The main goal is to avoid a headache to the user about that and even if contents of the mail is encoded with latin1 we ensure to translate it correctly (and according RFCs) to UTF-8.
This project is
rosetta and it comes with:
Then, bodies can be encoded in some ways, 2 precisely (if we took the main standard):
- A base64 encoding, used to store your file
- A quoted-printable encoding
So, about the
base64 package, it comes with a sub-package
which respects the special case to encode a body according RFC2045 and SMTP
pecu was made to encode and decode quoted-printable contents. It was
tested and fuzzed of course like any others MirageOS's libraries.
These libraries are needed for an other historical reason which is: bytes used to store mail should use only 7 bits instead of 8 bits. This is the purpose of the base64 and the quoted-printable encoding which uses only 127 possibilities of a byte. Again, this limitation comes with SMTP protocol.
mrmime is tackling the difficult task to parse and generate emails according to 50 years of usability, several RFCs and legacy rules.
still is an experimental project.

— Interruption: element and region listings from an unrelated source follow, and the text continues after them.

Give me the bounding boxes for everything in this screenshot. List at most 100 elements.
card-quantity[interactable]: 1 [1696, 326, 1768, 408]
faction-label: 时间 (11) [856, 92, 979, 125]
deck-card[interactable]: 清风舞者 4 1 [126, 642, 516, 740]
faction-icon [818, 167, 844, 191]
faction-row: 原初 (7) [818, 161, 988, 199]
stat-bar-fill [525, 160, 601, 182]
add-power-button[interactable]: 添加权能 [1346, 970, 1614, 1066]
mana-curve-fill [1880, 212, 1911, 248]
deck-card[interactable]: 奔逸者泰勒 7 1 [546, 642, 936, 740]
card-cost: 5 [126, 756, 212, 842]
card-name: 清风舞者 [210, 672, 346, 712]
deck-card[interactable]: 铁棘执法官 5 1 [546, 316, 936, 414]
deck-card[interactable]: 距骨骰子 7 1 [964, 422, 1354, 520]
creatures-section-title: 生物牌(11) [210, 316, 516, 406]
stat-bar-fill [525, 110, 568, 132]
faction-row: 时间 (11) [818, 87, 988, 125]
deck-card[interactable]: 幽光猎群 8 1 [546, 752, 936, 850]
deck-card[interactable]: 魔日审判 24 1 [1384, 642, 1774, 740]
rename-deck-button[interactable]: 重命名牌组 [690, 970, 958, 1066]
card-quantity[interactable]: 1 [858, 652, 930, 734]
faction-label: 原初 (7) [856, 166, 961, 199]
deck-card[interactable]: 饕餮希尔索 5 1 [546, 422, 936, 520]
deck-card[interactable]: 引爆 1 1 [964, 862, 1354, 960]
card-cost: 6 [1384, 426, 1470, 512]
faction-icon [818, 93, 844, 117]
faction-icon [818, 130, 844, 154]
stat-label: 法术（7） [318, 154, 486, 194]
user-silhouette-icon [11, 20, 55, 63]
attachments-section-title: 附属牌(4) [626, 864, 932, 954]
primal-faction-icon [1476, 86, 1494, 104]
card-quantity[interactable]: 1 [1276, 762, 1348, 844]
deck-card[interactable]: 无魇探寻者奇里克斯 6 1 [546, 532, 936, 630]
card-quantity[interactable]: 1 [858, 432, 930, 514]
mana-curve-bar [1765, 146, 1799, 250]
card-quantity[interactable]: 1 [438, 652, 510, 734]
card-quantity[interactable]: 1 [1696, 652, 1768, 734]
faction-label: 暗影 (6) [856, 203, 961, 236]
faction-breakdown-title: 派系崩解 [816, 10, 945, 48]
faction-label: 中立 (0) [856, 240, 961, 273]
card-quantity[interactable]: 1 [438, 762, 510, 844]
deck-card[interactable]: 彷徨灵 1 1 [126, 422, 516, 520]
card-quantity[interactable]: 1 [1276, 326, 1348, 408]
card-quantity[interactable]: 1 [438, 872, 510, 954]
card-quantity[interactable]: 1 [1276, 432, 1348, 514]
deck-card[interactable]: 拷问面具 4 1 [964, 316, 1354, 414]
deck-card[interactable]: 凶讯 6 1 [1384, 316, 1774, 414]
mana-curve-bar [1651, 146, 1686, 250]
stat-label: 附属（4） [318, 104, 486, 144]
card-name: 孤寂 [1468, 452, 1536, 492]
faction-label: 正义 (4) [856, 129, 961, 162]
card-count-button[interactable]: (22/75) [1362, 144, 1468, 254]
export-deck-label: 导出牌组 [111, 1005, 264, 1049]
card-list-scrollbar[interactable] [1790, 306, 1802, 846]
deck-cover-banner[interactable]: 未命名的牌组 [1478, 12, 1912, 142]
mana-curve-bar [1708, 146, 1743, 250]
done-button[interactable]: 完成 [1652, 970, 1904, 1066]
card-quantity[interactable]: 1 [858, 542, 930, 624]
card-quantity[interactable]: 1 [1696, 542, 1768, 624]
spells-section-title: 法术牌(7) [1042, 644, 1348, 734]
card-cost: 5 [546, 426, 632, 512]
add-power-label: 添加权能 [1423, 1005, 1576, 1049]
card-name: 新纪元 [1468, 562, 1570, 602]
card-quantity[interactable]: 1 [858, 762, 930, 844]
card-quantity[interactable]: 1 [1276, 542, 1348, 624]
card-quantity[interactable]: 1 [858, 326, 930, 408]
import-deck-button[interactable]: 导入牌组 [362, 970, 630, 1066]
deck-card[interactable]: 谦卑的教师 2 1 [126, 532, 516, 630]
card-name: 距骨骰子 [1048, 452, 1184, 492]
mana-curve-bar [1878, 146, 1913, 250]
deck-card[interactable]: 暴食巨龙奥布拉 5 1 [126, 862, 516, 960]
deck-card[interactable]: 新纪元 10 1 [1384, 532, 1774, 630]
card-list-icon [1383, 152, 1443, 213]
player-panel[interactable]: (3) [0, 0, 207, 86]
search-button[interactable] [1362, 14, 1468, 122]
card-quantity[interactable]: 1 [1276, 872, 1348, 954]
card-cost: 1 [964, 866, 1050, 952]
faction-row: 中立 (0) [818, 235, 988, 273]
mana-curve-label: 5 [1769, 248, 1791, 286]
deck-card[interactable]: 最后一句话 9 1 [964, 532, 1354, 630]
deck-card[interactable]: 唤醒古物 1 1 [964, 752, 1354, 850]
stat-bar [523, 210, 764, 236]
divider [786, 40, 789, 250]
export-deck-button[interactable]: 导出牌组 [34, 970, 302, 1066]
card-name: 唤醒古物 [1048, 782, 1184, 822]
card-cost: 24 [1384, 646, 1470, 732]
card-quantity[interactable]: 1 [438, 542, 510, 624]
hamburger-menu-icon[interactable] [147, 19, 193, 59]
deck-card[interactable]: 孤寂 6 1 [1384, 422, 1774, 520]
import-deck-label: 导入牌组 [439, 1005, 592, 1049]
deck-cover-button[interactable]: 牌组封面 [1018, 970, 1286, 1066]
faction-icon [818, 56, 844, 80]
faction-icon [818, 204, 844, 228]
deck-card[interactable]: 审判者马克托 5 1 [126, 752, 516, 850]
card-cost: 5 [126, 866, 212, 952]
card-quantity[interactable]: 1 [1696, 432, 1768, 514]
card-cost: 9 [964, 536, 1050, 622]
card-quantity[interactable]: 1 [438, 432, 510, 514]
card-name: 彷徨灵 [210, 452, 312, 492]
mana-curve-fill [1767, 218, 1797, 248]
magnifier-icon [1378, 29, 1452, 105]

We reach the first version of it because we
are currently able to parse many mails and then generate them correctly.
Of course, a bug (a malformed mail, a server which does not respect standards or a bad use of our API) can appear easily where we did not test everything. But we have the feeling it was the time to release it and let people to use it.
The best feedback about
mrmime and the best improvement is yours. So don't be
afraid to use it and start to hack your emails with it.